Vom sozialen Nutzen der Religionen

Darüber schrieb am 17.10.2014 in den OÖNachrichten Severin Renoldner, Bereichsleiter für Bildung und Kultur der Diözese Linz, hier sein Artikel mit ergänzenden atheistischen Anmerkungen:

Renoldner:
In Europa schrumpfen die Religionen, wobei die großen Kirchen noch immer die überwiegende Bevölkerungsmehrheit ausmachen. In den USA, Afrika, Asien und Lateinamerika wachsen die Religionen. Die Säkularisierung nötigt die Religionen, ihr Verhältnis zur Gesamtbevölkerung neu zu überdenken: zur Demokratie, zur pluralen Gesellschaft, in der man seine Grundüberzeugung frei wählen kann.

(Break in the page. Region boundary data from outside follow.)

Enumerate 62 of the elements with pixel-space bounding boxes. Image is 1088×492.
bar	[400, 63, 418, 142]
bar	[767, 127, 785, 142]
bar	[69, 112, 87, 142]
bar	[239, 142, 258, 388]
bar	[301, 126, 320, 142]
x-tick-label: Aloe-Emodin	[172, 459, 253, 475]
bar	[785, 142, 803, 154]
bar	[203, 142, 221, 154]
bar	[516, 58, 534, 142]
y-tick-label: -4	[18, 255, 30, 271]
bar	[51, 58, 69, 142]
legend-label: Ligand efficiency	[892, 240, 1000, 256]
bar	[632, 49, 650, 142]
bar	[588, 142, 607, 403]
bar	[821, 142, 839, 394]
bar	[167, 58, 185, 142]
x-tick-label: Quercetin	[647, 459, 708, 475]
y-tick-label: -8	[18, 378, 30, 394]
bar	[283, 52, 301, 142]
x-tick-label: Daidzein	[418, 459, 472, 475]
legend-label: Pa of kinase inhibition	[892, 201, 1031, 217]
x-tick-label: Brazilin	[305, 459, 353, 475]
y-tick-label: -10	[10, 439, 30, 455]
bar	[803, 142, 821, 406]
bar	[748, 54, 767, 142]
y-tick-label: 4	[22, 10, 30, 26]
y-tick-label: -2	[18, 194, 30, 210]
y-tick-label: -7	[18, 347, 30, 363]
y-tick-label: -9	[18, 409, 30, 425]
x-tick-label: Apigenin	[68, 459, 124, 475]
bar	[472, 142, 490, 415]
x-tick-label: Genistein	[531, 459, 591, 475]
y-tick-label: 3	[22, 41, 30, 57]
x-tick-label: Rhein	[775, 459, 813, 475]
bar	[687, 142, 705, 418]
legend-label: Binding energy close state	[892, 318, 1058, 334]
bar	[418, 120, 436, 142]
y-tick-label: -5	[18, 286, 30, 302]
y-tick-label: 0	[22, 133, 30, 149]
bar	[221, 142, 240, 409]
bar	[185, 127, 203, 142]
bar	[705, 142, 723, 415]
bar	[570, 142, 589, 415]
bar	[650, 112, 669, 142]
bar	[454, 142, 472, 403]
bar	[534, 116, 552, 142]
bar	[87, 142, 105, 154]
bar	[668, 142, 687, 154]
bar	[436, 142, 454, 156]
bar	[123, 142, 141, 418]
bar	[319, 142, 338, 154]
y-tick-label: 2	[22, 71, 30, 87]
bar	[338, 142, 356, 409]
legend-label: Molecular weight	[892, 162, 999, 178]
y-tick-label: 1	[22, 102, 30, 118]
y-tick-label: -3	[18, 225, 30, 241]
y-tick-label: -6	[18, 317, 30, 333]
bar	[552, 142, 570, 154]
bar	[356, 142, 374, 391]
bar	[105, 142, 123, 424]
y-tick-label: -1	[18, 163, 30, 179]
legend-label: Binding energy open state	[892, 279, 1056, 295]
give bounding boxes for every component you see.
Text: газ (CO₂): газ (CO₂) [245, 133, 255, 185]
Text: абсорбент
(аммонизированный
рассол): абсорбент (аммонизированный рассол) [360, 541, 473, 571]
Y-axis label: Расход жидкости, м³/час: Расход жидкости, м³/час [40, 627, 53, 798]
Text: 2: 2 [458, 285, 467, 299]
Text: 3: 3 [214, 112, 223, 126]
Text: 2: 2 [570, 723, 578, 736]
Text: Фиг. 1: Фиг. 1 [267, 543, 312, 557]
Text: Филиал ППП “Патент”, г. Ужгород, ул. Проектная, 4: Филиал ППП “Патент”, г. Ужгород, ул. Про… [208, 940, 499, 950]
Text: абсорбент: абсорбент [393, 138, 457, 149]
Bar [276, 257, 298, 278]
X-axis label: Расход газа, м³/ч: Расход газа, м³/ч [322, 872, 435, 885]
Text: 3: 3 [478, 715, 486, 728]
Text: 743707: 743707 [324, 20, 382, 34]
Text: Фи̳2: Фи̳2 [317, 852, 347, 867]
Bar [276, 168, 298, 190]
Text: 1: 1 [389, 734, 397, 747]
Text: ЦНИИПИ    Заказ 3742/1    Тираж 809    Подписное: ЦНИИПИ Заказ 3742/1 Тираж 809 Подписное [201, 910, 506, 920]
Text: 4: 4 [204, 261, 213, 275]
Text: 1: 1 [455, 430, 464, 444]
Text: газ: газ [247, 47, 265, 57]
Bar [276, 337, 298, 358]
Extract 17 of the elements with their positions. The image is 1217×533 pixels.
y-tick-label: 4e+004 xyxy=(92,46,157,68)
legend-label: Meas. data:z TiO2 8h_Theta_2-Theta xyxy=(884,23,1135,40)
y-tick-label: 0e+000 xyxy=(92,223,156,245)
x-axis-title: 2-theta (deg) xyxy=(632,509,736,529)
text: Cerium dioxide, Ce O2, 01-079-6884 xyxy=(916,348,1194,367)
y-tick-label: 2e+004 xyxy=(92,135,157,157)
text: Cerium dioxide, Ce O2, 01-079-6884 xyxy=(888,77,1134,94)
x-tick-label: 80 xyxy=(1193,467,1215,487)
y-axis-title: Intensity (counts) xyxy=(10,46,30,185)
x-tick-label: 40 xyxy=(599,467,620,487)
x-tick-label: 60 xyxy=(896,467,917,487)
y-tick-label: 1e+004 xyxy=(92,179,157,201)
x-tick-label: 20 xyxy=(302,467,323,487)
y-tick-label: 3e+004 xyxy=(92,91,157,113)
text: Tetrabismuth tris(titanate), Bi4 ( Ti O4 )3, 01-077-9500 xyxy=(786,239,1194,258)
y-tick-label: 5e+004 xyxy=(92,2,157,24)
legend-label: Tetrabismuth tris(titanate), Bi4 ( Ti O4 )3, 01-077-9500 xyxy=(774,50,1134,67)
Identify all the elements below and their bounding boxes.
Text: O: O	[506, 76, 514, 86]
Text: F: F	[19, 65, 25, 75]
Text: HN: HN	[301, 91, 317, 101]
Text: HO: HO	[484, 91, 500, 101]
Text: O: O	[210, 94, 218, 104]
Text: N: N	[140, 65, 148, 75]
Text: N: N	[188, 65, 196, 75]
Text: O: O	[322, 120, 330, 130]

Atheistische Anmerkung: Ja, die Kirchen schrumpfen langsam, denn was durch die Jahrhunderte den Menschen einerseits aufgezwungen wurde, aber andererseits auch eine Funktion ("Opium des Volkes") hatte, das vergeht nicht in einem Jahrhundert. Aber in den nächsten 100 Jahren wird die Religion in Europa ziemlich weggeschrumpft sein. Denn es ist heute schon der Maßstab: je besser das Dasein ist, desto schlechter wird's für die Religionen, die bedrängten Kreaturen haben andere Möglichkeiten als religiös zu seufzen, bzw. seufzen sie in einem sicheren Sozialstaat überhaupt weniger. Dass auf anderen Kontinenten die Religion wächst, hängt einerseits mit dem Bevölkerungswachstum und andererseits mit dem dortigen Elend zusammen. In den USA zeigen sich trotz des weitgehend fehlenden Sozialstaates in letzter Zeit auch deutliche Säkularisierungstendenzen. Richtig erkannt hat Renoldner: die Religionsfreiheit ist in unseren Breiten zunehmend auch die Freiheit von Religion: aus Bedarfsmangel und auch aus der Realitätsferne speziell der katholischen Kirche.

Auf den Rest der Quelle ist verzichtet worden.